Most recently American singer Lana Del Rey cancelled her performance in Israel because of her “inability to schedule a show for her Palestinian fans equally.” Along with increasing similar sports and cultural successes here and there, the BDS is active mainly in confronting international companies that assist and support Israel in its violations of Palestinian human rights, including through contracting with its army and government, working in Jewish colonies.

Over the years, the movement’s campaigns have succeeded in forcing large companies to withdraw their investments from Israeli projects altogether, which led to the withdrawal of a wide range investments from Israeli companies, as well as from international companies complicit in such businesses. But a major achievement, the biggest in BDS history, came with the announcement by the HSBC Bank, the world’s seventh largest, of divesting in full from Elbit Systems, the Israeli defence electronics company known as one the largest arms and civilian use equipment manufacturers.

The company promotes weapons that have been used against Palestinians in the Gaza Strip. The movement also pledged “to continue campaigns against the bank until it withdrew all its investments from 12 other companies that sell military equipment and technology to Israel, the most important of which is BAE Systems, as well as Caterpillar, which makes bulldozers used to demolish Palestinian homes and property.”

These successive achievements of the BDS movement came despite the fierce campaign led by the Israeli Ministry of Strategic Affairs and its desperate attempts to whitewash Israeli crimes. The Israeli Foreign Ministry announced the allocation of millions of dollars to improve Israel’s image abroad after being affected by the activities of the boycott movement.

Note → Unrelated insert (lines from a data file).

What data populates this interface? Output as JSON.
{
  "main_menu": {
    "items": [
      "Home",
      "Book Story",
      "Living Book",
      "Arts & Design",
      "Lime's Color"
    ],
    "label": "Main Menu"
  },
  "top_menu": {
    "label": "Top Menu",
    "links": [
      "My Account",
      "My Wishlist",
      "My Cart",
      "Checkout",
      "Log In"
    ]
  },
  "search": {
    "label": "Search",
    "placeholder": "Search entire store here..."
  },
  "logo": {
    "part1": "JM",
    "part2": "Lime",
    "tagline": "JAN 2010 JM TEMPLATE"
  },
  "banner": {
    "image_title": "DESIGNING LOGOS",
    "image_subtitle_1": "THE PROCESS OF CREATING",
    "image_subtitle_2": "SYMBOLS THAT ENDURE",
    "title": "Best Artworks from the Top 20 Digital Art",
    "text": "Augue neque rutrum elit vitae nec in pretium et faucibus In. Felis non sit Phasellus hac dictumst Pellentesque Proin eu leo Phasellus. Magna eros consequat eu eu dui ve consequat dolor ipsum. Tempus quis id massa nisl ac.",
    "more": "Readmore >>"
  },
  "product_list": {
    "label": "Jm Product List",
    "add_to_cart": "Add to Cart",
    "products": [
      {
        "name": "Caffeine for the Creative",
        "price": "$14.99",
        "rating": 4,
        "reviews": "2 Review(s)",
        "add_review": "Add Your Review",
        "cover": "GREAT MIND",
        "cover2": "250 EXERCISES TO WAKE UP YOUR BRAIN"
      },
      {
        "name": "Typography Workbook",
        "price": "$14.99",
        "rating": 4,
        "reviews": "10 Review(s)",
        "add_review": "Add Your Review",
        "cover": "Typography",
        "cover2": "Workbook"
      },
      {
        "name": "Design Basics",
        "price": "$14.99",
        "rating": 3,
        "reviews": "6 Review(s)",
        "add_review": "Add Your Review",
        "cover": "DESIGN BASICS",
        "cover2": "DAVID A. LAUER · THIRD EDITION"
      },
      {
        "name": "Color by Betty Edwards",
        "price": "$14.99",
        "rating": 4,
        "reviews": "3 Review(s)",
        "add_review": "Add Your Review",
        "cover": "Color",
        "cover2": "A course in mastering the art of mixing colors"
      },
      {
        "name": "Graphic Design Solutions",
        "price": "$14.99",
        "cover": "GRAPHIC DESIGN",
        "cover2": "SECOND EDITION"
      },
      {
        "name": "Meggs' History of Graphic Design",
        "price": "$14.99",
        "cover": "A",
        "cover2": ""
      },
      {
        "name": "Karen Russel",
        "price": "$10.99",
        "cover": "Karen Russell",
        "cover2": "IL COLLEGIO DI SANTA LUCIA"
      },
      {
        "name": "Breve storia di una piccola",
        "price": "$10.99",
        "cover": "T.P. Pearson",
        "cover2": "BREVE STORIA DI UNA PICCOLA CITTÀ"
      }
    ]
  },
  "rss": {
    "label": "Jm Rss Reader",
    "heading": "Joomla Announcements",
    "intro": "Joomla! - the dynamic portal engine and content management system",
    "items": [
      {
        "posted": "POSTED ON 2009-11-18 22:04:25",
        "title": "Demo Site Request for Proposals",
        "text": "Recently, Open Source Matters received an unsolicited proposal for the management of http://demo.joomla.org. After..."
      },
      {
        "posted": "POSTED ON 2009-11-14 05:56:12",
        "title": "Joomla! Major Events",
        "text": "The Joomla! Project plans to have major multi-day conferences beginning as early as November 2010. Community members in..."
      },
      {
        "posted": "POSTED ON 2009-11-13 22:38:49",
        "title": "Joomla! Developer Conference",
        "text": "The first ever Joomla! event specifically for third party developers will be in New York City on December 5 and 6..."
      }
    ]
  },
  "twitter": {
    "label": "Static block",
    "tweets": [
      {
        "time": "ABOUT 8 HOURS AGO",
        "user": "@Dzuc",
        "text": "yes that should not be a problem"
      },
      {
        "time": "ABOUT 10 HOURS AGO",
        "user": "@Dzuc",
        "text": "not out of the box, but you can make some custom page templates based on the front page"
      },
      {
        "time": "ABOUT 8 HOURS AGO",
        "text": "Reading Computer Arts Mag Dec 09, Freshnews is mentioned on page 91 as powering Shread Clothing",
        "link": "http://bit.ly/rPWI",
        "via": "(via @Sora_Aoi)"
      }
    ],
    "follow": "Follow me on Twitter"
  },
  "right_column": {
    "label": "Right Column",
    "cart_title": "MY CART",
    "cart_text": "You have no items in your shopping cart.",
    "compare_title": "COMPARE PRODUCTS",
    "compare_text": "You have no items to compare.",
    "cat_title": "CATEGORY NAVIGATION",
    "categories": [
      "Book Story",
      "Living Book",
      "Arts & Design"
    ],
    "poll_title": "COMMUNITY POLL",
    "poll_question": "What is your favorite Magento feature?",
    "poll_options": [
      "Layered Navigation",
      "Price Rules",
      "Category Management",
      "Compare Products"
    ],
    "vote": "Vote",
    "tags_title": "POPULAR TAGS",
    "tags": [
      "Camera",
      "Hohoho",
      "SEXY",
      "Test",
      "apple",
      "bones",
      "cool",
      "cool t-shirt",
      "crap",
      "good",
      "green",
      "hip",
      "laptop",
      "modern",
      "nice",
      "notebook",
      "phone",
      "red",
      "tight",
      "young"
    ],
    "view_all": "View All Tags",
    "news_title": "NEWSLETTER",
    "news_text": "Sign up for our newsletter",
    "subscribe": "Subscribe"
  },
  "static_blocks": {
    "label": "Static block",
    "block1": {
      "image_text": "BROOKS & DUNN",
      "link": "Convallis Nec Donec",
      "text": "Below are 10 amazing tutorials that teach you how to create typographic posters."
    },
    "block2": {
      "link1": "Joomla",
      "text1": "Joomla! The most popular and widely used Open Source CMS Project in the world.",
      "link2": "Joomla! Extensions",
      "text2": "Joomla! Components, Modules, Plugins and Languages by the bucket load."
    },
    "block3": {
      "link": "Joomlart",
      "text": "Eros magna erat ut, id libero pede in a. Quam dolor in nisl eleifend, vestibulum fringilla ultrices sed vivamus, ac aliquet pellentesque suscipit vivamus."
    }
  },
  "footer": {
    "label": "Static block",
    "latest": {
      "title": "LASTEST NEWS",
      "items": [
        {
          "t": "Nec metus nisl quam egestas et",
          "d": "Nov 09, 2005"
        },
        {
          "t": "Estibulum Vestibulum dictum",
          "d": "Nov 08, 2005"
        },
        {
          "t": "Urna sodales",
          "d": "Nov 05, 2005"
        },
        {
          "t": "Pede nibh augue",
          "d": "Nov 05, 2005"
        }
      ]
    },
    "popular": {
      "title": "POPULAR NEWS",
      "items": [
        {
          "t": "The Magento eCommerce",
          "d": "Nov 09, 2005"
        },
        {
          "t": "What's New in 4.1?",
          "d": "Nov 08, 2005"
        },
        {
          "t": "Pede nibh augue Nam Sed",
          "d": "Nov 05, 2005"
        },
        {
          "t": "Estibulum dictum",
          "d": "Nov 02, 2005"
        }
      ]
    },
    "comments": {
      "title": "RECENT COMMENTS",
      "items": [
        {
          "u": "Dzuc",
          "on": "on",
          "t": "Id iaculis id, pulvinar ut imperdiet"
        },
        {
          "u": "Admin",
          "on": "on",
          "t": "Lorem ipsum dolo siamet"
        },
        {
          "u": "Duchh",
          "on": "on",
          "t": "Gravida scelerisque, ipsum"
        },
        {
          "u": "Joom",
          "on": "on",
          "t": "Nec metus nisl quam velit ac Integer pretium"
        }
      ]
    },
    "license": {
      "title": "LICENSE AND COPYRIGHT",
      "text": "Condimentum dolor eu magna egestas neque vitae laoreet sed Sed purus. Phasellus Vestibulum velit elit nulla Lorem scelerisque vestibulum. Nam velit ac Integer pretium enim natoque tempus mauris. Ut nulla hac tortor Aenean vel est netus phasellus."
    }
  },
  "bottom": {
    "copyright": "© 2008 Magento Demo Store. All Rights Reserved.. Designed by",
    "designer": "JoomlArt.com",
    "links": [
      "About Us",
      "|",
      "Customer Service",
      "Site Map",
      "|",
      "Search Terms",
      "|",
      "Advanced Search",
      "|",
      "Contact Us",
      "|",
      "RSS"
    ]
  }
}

An Israeli study prepared by journalist Nathan Thrall confirmed that the boycott movement angered Israel and complicated its position, especially in the United States. In a recent piece he notes: “It has shamed the Palestinian Authority government in Ramallah by denouncing its security and economic collaboration with Israel’s army and military administration.”

The study added that the boycott movement “contributed to changing the environment of the Palestinian-Israeli conflict, as it reduced the ability of Israel to benefit from regional transformations, and damaged its relationship with the Jews of the world.”

As Airbnb, a major American home rental company, cancelled its listings in Jewish colonies, US vice-president Mike Pence moved to defend Israel’s position on the issue, saying the BDS action is wrong and “it has no place in the American free market.”

But an Israeli journalist viewed the movement as a struggle against occupation and oppression. Yuli Novak wrote: “The BDS monster is one of the glorious creations of the government of Israel. By means of a propaganda machine with abundant resources and frightening messages, a legitimate and non-violent Palestinian protest movement has been turned into an anti-Semitic plot.

“How were we so quick to bite the bait that serves only those who want to preserve the regime of occupation and apartheid in Israel?”

She went on to say “The Israeli government doesn’t want opposition or criticism regarding the policy of occupation, and the easiest way to prevent support for this opposition is to single out every criticism as a tentacle of the anti-Semitic monster”.

“The boycott movement,” she went on to say, “represents a form of non-violent struggle by a people that is being oppressed.”

The boycott movement has many achievements in terms of investments being withdrawn from companies that support the Israeli occupation. It has also succeeded in preventing the sale of products of the Jewish colonies in shops worldwide, and convinced international artists to cancel cultural activities in Israel. What the movement needs is more Palestinian, Arab and Islamic support to achieve its full objectives.

Professor As’ad Abdul Rahman is the chairman of the Palestinian Encyclopaedia.